Nuit entre Lundi et Mardi
le 27 et 28 décembre
Très cher Docteur Oury,
je me suis réveillée dans la Nuit noire, et j’ai décidé de vous écrire ce mot, pour vous « conter » la suite pour ainsi dire, que j ‘ai donnée dans mon cœur à notre rencontre de hier matin. Car il me paraît que vous m’avez tout à fait comprise. Intesa, comme on le dirait en un italien quelque peu suranné, ou littéraire, à savoir, le seul italien que j’aime, énormément. (Et je m’enfous éperdument, actuellement tout au moins, de savoir si ces mots–à–moi, ou les corrections que je leur y apporte au moyen de cet ordinateur, pourront être étudiés, ou analysés, car c’est ma PAROLE qui prime dans ces pages comme vous le diriez, Docteur Oury, et comme je l’ai dit moi aussi dans le passé.)

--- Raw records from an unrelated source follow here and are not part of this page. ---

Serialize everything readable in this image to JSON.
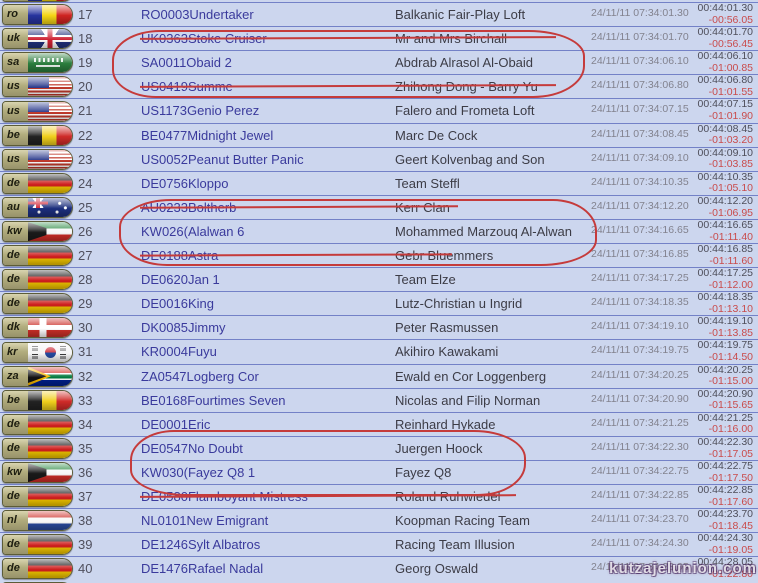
{
  "watermark": "kutzajelunion.com",
  "colors": {
    "row_background": "#ccd6ee",
    "row_separator": "#7381c7",
    "ring_text": "#3a3a9c",
    "owner_text": "#3c3c46",
    "timestamp_text": "#82828e",
    "elapsed_text": "#4e4e5a",
    "diff_text": "#c94b4b",
    "annotation_red": "#c53b3b",
    "country_tab": "#b2ad7e"
  },
  "table": {
    "rows": [
      {
        "rank": "17",
        "country": "ro",
        "ring": "RO0003",
        "pigeon": "Undertaker",
        "owner": "Balkanic Fair-Play Loft",
        "clocked": "24/11/11 07:34:01.30",
        "elapsed": "00:44:01.30",
        "diff": "-00:56.05",
        "struck": false
      },
      {
        "rank": "18",
        "country": "uk",
        "ring": "UK0363",
        "pigeon": "Stoke Cruiser",
        "owner": "Mr and Mrs Birchall",
        "clocked": "24/11/11 07:34:01.70",
        "elapsed": "00:44:01.70",
        "diff": "-00:56.45",
        "struck": true
      },
      {
        "rank": "19",
        "country": "sa",
        "ring": "SA0011",
        "pigeon": "Obaid 2",
        "owner": "Abdrab Alrasol Al-Obaid",
        "clocked": "24/11/11 07:34:06.10",
        "elapsed": "00:44:06.10",
        "diff": "-01:00.85",
        "struck": false
      },
      {
        "rank": "20",
        "country": "us",
        "ring": "US0419",
        "pigeon": "Summe",
        "owner": "Zhihong Dong - Barry Yu",
        "clocked": "24/11/11 07:34:06.80",
        "elapsed": "00:44:06.80",
        "diff": "-01:01.55",
        "struck": true
      },
      {
        "rank": "21",
        "country": "us",
        "ring": "US1173",
        "pigeon": "Genio Perez",
        "owner": "Falero and Frometa Loft",
        "clocked": "24/11/11 07:34:07.15",
        "elapsed": "00:44:07.15",
        "diff": "-01:01.90",
        "struck": false
      },
      {
        "rank": "22",
        "country": "be",
        "ring": "BE0477",
        "pigeon": "Midnight Jewel",
        "owner": "Marc De Cock",
        "clocked": "24/11/11 07:34:08.45",
        "elapsed": "00:44:08.45",
        "diff": "-01:03.20",
        "struck": false
      },
      {
        "rank": "23",
        "country": "us",
        "ring": "US0052",
        "pigeon": "Peanut Butter Panic",
        "owner": "Geert Kolvenbag and Son",
        "clocked": "24/11/11 07:34:09.10",
        "elapsed": "00:44:09.10",
        "diff": "-01:03.85",
        "struck": false
      },
      {
        "rank": "24",
        "country": "de",
        "ring": "DE0756",
        "pigeon": "Kloppo",
        "owner": "Team Steffl",
        "clocked": "24/11/11 07:34:10.35",
        "elapsed": "00:44:10.35",
        "diff": "-01:05.10",
        "struck": false
      },
      {
        "rank": "25",
        "country": "au",
        "ring": "AU0233",
        "pigeon": "Boltherb",
        "owner": "Kerr Clan",
        "clocked": "24/11/11 07:34:12.20",
        "elapsed": "00:44:12.20",
        "diff": "-01:06.95",
        "struck": true
      },
      {
        "rank": "26",
        "country": "kw",
        "ring": "KW026(",
        "pigeon": "Alalwan 6",
        "owner": "Mohammed Marzouq Al-Alwan",
        "clocked": "24/11/11 07:34:16.65",
        "elapsed": "00:44:16.65",
        "diff": "-01:11.40",
        "struck": false
      },
      {
        "rank": "27",
        "country": "de",
        "ring": "DE0188",
        "pigeon": "Astra",
        "owner": "Gebr Bluemmers",
        "clocked": "24/11/11 07:34:16.85",
        "elapsed": "00:44:16.85",
        "diff": "-01:11.60",
        "struck": true
      },
      {
        "rank": "28",
        "country": "de",
        "ring": "DE0620",
        "pigeon": "Jan 1",
        "owner": "Team Elze",
        "clocked": "24/11/11 07:34:17.25",
        "elapsed": "00:44:17.25",
        "diff": "-01:12.00",
        "struck": false
      },
      {
        "rank": "29",
        "country": "de",
        "ring": "DE0016",
        "pigeon": "King",
        "owner": "Lutz-Christian u Ingrid",
        "clocked": "24/11/11 07:34:18.35",
        "elapsed": "00:44:18.35",
        "diff": "-01:13.10",
        "struck": false
      },
      {
        "rank": "30",
        "country": "dk",
        "ring": "DK0085",
        "pigeon": "Jimmy",
        "owner": "Peter Rasmussen",
        "clocked": "24/11/11 07:34:19.10",
        "elapsed": "00:44:19.10",
        "diff": "-01:13.85",
        "struck": false
      },
      {
        "rank": "31",
        "country": "kr",
        "ring": "KR0004",
        "pigeon": "Fuyu",
        "owner": "Akihiro Kawakami",
        "clocked": "24/11/11 07:34:19.75",
        "elapsed": "00:44:19.75",
        "diff": "-01:14.50",
        "struck": false
      },
      {
        "rank": "32",
        "country": "za",
        "ring": "ZA0547",
        "pigeon": "Logberg Cor",
        "owner": "Ewald en Cor Loggenberg",
        "clocked": "24/11/11 07:34:20.25",
        "elapsed": "00:44:20.25",
        "diff": "-01:15.00",
        "struck": false
      },
      {
        "rank": "33",
        "country": "be",
        "ring": "BE0168",
        "pigeon": "Fourtimes Seven",
        "owner": "Nicolas and Filip Norman",
        "clocked": "24/11/11 07:34:20.90",
        "elapsed": "00:44:20.90",
        "diff": "-01:15.65",
        "struck": false
      },
      {
        "rank": "34",
        "country": "de",
        "ring": "DE0001",
        "pigeon": "Eric",
        "owner": "Reinhard Hykade",
        "clocked": "24/11/11 07:34:21.25",
        "elapsed": "00:44:21.25",
        "diff": "-01:16.00",
        "struck": false
      },
      {
        "rank": "35",
        "country": "de",
        "ring": "DE0547",
        "pigeon": "No Doubt",
        "owner": "Juergen Hoock",
        "clocked": "24/11/11 07:34:22.30",
        "elapsed": "00:44:22.30",
        "diff": "-01:17.05",
        "struck": false
      },
      {
        "rank": "36",
        "country": "kw",
        "ring": "KW030(",
        "pigeon": "Fayez Q8 1",
        "owner": "Fayez Q8",
        "clocked": "24/11/11 07:34:22.75",
        "elapsed": "00:44:22.75",
        "diff": "-01:17.50",
        "struck": false
      },
      {
        "rank": "37",
        "country": "de",
        "ring": "DE0580",
        "pigeon": "Flamboyant Mistress",
        "owner": "Roland Ruhwiedel",
        "clocked": "24/11/11 07:34:22.85",
        "elapsed": "00:44:22.85",
        "diff": "-01:17.60",
        "struck": true
      },
      {
        "rank": "38",
        "country": "nl",
        "ring": "NL0101",
        "pigeon": "New Emigrant",
        "owner": "Koopman Racing Team",
        "clocked": "24/11/11 07:34:23.70",
        "elapsed": "00:44:23.70",
        "diff": "-01:18.45",
        "struck": false
      },
      {
        "rank": "39",
        "country": "de",
        "ring": "DE1246",
        "pigeon": "Sylt Albatros",
        "owner": "Racing Team Illusion",
        "clocked": "24/11/11 07:34:24.30",
        "elapsed": "00:44:24.30",
        "diff": "-01:19.05",
        "struck": false
      },
      {
        "rank": "40",
        "country": "de",
        "ring": "DE1476",
        "pigeon": "Rafael Nadal",
        "owner": "Georg Oswald",
        "clocked": "24/11/11 07:34:28.05",
        "elapsed": "00:44:28.05",
        "diff": "-01:22.80",
        "struck": false
      }
    ]
  },
  "annotations": {
    "circled_ranks": [
      [
        18,
        19,
        20
      ],
      [
        25,
        26,
        27
      ],
      [
        35,
        36,
        37
      ]
    ],
    "struck_ranks": [
      18,
      20,
      25,
      27,
      37
    ]
  },
  "partial_rows": {
    "top_country": "ro",
    "bottom_country": "de"
  }
}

De quoi s’agit–il, donc ? Vous m’aviez dit que les voix–parlers que Torquato Tasso abritait en son sein, et qui s’adressaient à son Génie familier, depuis le tréfonds de sa geôle, étaient comme des (petits ? ) oiseaux qui se tiendraient dans une cage(... dorée, cette cage, quoique munie de véritables barreaux ?), et je vous en remercie vivement. Mais jen’aime pas les cages même dorées, lorsqu’elles sont fermées, à savoir à jamais closes à tout horizon. Et cela, même pour les voix-parlers-oiseaux. Qu’on les ouvre,donc, et en toute vitesse ! ces cages mortifères, et que ces oiseaux–dormeurs,si puissants en leurs bavardages, puissent en sortir, et librements’envoler dans la libre Nature, et par de cieux si hauts. (Si hardis.)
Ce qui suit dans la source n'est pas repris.